Thursday, September 30, 2010

Mommiest Moments: November, 2009



“I do not need to sneak because I am already in disguise.”



“Social studies, 100. Reading, 100. Writing, 100. Math, 97. Hahaha!”

--Mommy, reading Eric's first quarter report card. I am guessing he was missing an assignment or something, since I find it highly unlikely he got a test question wrong.



Gail: My ballpark guess is that he's reading on a second-grade level.

Teacher: Oh! I was guessing it was the third...

--At Danny's parent-teacher conference. I bow to her superior experience, naturally. I'm just so happy. Once Daniel decided to read, he took off! Of course, that's normally how it is in our family. I seem to recall that Ronald and Carolyn both jumped something like eight levels in first grade.



Gail: But what if we get married and discover I'm infertile?

Jon: We'd adopt. [pause] Or get a concubine.

--Obviously I was already expecting Sammy at this point. I frequently tease Jon by saying “But what if we got married and then I turned into a heffalump?” or things of that nature.



Danny: I am hoping for a girl, but if it's a boy, I will accept it.

[later]

Eric: I hope it is a girl, but if it's a boy, I will be acceptable with that.



“I fear the worst. Nannerl fell asleep reading Bad Kitty again.”

--Nannerl is the stuffed tabby cat who is the wife of Pi. She has an Artistic temperament, naturally. Bad Kitty is a truly awesome book about a cat doing naughty things in alphabetical order.



Jon: We've been letting the kids watch a fair amount of science fiction--

Gail: Yes, and now we have a pet black hole in the playroom!

Jon: [temporarily diverted] We do? What does it eat?

Gail: Bad guys, I'm told. Or, in a pinch, Jenga blocks.

Jon: Do we have enough bad guys in the house to keep it satisfied?

Gail: I don't know; you'd have to ask Eric. Danny keeps referring to the black hole with masculine pronouns. I asked if “he” had a name, and Danny said “It's Eric's creation. It's his responsibility.”

Jon: ...right. So, anyway, I was listening to the kids play the other day and noticed they were working through a problem very systematically, trying first one approach and then another. And I realized, “Letting them watch Stargate isn't just a good way to teach them scientific ideas, it also helps to teach the scientific method.”

Gail: Indeed. I was watching an episode today where they find a person in an industrial kitchen freezer. Danny immediately exclaimed, “Oh! I think he was trying to put himself in”—he paused, and pronounced, very deliberately—“kie-wo-gen-ic storage!”




“...so the non-fiction textbooks very logically organized themselves into a defensive castle, where the more emotional paperback novels quickly turned into a mob...”

--I was telling a bedtime story about a real “Battle of the Books,” where the sci fi, fantasy, and adolescent novels in my library attacked the hardbound reference books. This explains, among other things, the mess in that room.

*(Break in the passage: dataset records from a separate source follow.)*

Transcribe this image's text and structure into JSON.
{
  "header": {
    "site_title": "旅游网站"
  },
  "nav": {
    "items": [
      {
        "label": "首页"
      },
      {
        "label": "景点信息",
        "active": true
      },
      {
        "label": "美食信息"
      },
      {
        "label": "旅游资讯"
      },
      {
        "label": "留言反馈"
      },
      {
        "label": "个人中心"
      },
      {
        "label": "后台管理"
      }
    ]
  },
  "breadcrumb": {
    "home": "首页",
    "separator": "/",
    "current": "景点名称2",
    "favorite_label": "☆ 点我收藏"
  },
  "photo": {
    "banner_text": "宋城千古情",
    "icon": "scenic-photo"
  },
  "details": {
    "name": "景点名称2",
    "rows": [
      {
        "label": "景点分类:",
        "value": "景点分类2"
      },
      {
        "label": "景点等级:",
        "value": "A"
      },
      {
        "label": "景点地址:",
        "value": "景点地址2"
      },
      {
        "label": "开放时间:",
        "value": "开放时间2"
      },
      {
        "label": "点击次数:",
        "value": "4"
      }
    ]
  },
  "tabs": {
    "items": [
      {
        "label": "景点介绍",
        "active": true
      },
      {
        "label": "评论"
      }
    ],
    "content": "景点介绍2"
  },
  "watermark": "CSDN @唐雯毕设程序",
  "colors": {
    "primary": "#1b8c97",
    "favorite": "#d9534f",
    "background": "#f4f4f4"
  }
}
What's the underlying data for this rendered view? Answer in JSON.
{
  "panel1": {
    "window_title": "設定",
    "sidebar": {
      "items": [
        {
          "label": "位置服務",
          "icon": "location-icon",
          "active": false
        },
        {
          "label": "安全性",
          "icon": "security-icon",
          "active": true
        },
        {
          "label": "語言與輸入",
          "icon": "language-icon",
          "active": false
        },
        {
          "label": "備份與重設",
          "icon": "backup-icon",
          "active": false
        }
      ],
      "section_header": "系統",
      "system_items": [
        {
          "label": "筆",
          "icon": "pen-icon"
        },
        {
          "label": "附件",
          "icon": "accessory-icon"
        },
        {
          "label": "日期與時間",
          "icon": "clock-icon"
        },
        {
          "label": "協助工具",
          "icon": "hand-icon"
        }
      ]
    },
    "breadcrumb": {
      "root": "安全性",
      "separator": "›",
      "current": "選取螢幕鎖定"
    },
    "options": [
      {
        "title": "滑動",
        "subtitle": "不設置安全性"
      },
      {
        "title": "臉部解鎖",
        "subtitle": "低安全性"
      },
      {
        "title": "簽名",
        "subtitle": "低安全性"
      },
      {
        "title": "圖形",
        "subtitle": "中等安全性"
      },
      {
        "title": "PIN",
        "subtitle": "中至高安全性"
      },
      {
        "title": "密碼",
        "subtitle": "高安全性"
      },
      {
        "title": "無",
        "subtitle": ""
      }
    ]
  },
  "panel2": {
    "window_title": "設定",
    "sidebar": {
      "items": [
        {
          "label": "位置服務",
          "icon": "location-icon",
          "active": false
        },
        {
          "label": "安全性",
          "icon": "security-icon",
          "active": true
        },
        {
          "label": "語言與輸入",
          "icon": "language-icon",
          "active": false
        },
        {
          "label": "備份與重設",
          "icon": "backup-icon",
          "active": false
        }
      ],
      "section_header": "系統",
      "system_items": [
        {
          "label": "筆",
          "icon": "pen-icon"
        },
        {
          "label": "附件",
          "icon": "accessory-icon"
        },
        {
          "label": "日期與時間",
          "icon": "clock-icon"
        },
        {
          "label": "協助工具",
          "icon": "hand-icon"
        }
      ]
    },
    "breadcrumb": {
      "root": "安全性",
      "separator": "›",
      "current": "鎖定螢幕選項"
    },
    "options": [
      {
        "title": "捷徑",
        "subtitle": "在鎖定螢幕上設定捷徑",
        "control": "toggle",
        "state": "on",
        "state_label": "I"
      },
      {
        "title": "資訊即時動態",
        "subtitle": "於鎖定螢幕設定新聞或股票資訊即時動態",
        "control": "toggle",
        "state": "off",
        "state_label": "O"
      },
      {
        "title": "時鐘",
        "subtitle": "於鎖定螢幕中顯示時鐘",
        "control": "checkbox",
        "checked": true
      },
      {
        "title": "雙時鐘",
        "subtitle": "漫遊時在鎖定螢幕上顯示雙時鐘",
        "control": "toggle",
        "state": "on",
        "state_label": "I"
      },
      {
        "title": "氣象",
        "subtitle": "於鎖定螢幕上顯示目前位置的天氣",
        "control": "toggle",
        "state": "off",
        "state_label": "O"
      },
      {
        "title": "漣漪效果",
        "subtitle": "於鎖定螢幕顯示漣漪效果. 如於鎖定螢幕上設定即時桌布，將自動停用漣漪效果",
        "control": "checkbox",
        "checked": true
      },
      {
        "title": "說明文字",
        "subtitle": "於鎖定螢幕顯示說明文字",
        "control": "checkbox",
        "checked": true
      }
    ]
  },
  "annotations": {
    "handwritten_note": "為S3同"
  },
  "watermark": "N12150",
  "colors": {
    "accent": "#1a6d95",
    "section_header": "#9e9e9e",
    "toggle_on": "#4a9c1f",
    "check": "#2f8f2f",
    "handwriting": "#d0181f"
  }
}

The children particularly enjoyed the shrieks (in the story) when Mommy enters the library and sees book corpses everywhere, with torn pages and ruined bindings and paper dander strewn about.



[Discussing the Thanksgiving menu]

Gail: If you want olives, you can provide them yourself. I shan't sully my hands by introducing them to my home.

Jon: [Calmly] Fine, I'll buy the olives.

[later]

Gail: [Indignantly] You dare—dare!!—to suggest that we do without pumpkin pie on Thanksgiving? I don't care about our “no throwing” rule, this heresy must be countered immediately! [She lobs Bear at Jon's head.]

--In fairness, there is more to the story than that. But if Jon cares to defend himself, he can jolly well post his own comment with his justification.

---The really unfair thing is that Jon can't retaliate. For a long time, he refrained from returning fluff-based fire because I was a girl. He got over that years ago. But he can't risk injuring the baby, right? I begin to see why women would “plead the belly” in eighteenth-century England.



“But why do they use letters for notes instead of just using the notes?”

--Danny. This made me wonder if my kid has perfect pitch?



“Mommy, look! Thomas is driving drunk.” [Daniel shows Thomas driving around crazily.] “And Mommy, look! Now he is flying drunk!”

--Thomas almost crashed into me, too. I put him in time out until he sobered up.



“...he was the most thoroughly evil terrorist baby you've ever seen. I kept thinking, 'Right. You'd think the baby was possessed of demons. When, in fact, the opposite is true. He used to be possessed by demons. Ha. Ha, ha, ha. Very funny.'”

--I had a nightmare about adopting a two-year-old boy who used to be inhabited by an alien parasite which conferred godlike powers on the human host. Captured in a raid, hauled to a new planet, surrounded by strangers babbling a weird language, and facing normal toddlerhood (with its accompanying bumps, bruises, and loss of absolute power) for the first time, the kid developed the most fearsome frustration-induced Temper Tantrums you can imagine. Within 48 hours, I was certifiably insane.

--I tend to have nightmares when I'm pregnant. Usually they're about forgetting to feed the baby for a week straight, but trust my tortured psyche to invent creative variations.



I don't want to be wheat or corn. I want to be Basmati rice. That's wholesome and pure. And tasty!"

--Jon





Berserker Bear Barons?

1 comment:

Anonymous said...

I'm with Jon on the virtures of Basmati rice. BROWN Basmati rice, mind you.

I'll probably never see Danny sneak anywhere, considering how well disguised he is. But I do wish I could be in Austin for Halloween this year!

And Eric continues to amaze me with his grasp of academic subjects. When he connected the resumption of pyramid building in Egypt with the visit of Abraham to Pharoah's court, I figured we had a budding Egyptologist on our hands. GO ERIC!